Knossos sarayı, şehrin biraz dışında. Eğer arabanız yoksa, otobüs terminalinden 15 dk'da bir kalkan otobüsler ile 10 dk'da ulaşmanız mümkün. Pazar günleri ücretsiz. Dilerseniz 4 kişilik rehberli turlara 10€'ya katılabilirsiniz.

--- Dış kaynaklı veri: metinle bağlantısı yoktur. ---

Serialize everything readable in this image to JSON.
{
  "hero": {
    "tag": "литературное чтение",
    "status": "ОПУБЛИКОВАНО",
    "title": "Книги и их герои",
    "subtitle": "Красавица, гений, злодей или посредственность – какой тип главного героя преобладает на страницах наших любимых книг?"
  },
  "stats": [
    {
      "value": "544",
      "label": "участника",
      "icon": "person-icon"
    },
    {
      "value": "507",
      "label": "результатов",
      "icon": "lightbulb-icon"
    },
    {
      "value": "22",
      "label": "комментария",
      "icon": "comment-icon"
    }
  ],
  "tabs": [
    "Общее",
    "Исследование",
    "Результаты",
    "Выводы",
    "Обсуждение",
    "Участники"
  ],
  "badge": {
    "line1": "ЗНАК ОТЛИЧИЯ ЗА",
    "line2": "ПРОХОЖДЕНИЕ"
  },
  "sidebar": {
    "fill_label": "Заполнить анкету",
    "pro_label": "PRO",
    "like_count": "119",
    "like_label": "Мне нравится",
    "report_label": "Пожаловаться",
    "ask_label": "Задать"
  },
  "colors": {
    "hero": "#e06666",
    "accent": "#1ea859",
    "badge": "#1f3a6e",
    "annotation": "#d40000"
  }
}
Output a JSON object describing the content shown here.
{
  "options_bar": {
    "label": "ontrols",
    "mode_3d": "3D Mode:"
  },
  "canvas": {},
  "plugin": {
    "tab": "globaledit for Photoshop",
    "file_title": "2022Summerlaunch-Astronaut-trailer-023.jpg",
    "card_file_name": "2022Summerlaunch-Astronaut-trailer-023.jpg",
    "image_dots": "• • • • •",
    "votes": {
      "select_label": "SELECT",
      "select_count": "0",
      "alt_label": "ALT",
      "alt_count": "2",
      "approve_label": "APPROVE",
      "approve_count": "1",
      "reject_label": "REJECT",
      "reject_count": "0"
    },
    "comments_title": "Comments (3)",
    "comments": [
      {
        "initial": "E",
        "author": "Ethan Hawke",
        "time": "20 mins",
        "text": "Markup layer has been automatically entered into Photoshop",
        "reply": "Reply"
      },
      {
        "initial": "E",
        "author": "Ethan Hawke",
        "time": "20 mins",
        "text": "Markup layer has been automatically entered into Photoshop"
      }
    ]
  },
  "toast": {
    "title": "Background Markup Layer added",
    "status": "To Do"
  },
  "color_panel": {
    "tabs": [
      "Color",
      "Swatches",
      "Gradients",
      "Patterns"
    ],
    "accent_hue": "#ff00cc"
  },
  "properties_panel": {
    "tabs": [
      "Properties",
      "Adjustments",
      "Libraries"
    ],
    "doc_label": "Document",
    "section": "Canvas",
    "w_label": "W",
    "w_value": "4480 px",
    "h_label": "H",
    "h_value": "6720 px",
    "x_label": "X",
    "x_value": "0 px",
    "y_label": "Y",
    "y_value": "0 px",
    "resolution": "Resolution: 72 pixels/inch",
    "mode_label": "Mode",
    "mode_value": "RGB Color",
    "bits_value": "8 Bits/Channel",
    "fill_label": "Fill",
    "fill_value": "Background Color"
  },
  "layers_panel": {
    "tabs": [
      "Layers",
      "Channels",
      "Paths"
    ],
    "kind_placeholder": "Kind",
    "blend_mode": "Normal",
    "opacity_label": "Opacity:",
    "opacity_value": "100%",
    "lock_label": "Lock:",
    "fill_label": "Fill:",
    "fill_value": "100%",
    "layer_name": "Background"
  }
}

Kandiye için tercih ettiğimiz otel Lato Boutique Hotel'di. Konumu, hizmeti, yemekleri ile bizden tam not aldı. Terasındaki Yunan yemeklerini modern dokunuşlarla sunan Herb's Garden da turistler arasında oldukça popüler. Yine Kandiye'de sahil kısmında denemeniz gereken bir diğer restoran da Paralia. Ağırlıklı olarak balık restoranı, yemekler oldukça lezzetli, haşlanmış pancar kökü ve dolma, denemeden dönmeyiniz...

Girit Mutfağı


Resmo

Resmo'ya Kandiye'den günübirlik bir gezi yaptık. Sahilde otelimize 5 dk mesafedeki otobüs terminalinden yarım saatte bir otobüs kalkıyor Resmo'ya. (Ada olmasına rağmen otobüs ağları geniş ve düzgün çalışıyor) 1,5 saatlik yolculuk oldukça keyifli. Hem ara ara deniz manzarası, hem de zeytin ağaçları. Yollar kıvrımlı ama düzgün. Zakkum ağaçları ile dolu, sanki özellikle dikilmiş gibi...

Resmo sokakları

Resmo'da gerçekten bir Yunan adasında olduğunuzu hissediyorsunuz. Daracık yolları, kalesi ve feneri var. Bunlar da Venediklilerden. Eski şehirdeki ufak koy, restoranlarla çevrilmiş. 

Resmo 


Denizin kenarındaki restoranlarda keyifli bir yemek yiyebilirsiniz. Ayrıca şehrin içindeki upuzun kumsalından denize de girebiliyorsunuz. Sıra sıra otellerin kiralık şezlong ve şemsiyeleri var. Sezonu burada açtık. 

Resmo sahil


Aya Nikola

Aya Nikola'ya da Kandiye'den yine 1,5 saatlik bir otobüs yolculuğu ile ulaşabiliyorsunuz. Express bir otobüse denk gelemedik giderken ama oldukça keyifli bir yolculuktu. Turistik sahil kasabaları arasından geçtik. 
Aya Nikola da bir sahil kasabası, kordon ve küçük bir lagüne sahip. 

Aya Nikola Lagün
Aya Nikola

Turistik eşya dükkanları, biraz yemek, biraz içmek derken bir gününüzü burada rahatlıkla geçirebilirsiniz. Burada da kasabanın içinde farklı koylarda denize girme imkanınız var. Ammoudi plajını sadece denizin rengi için bile tavsiye edebilirim.

Ammoudi Plajı

Dede toprakları mıdır bilinmez, Girit'ten dönerken, bir hüzün çöktü içime. En yakın zamanda bu sefer Hanya'yı katarak tekrar bir ziyaret etmek gerekecek.